A Calanque is a unique kind of geological formation made of limestone.  They are big rocky coves forming a steep and narrow valley inland and are mostly found around the Mediterranean Sea. A calanque is a steep-sided valley formed within karstic regions either by fluvial erosion or the collapse of the roof of a cave that has been subsequently partially submerged by a rise in sea level.

Along the coast of the Mediterranean Sea, some of the valleys, which were flooded to form calanques, might date back to the Messinian salinity crisis between 5.96 and 5.32 million years ago. During this period of time, the Mediterranean Sea became isolated from the Atlantic Ocean and its surface level dropped as much as 1,500 m below the level of the Atlantic Ocean. As a result, not only did evaporates accumulate on the abyssal plains of the Mediterranean Sea, but also rivers flowing into it deepened their valleys by hundreds of meters.
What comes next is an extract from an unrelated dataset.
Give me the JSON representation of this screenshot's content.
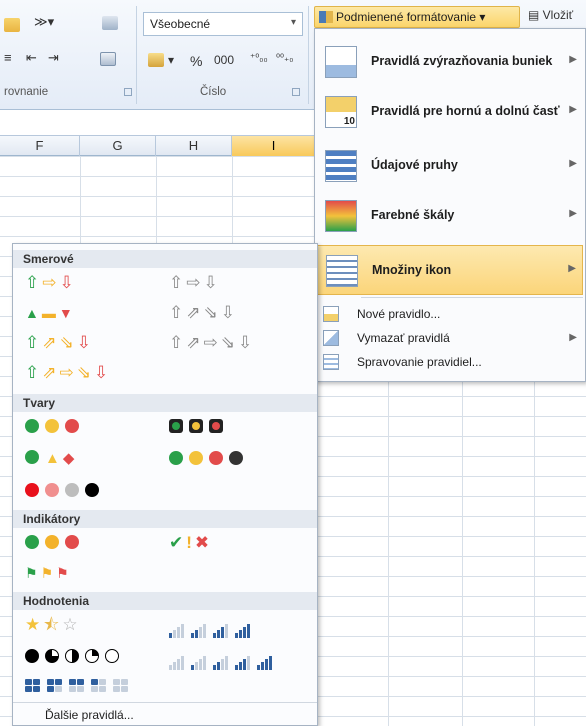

The Calanques between Marseille and Cassis are popular amongst tourists and locals alike, offering several vantage points (such as the Corniche des Crêtes and Cap Canaille) allowing spectacular panoramas. Some Calanques are more accessible than others and are better suited for families. Other Calanques which are harder to reach will be perfect for hiking lovers, and their efforts will be well worth it.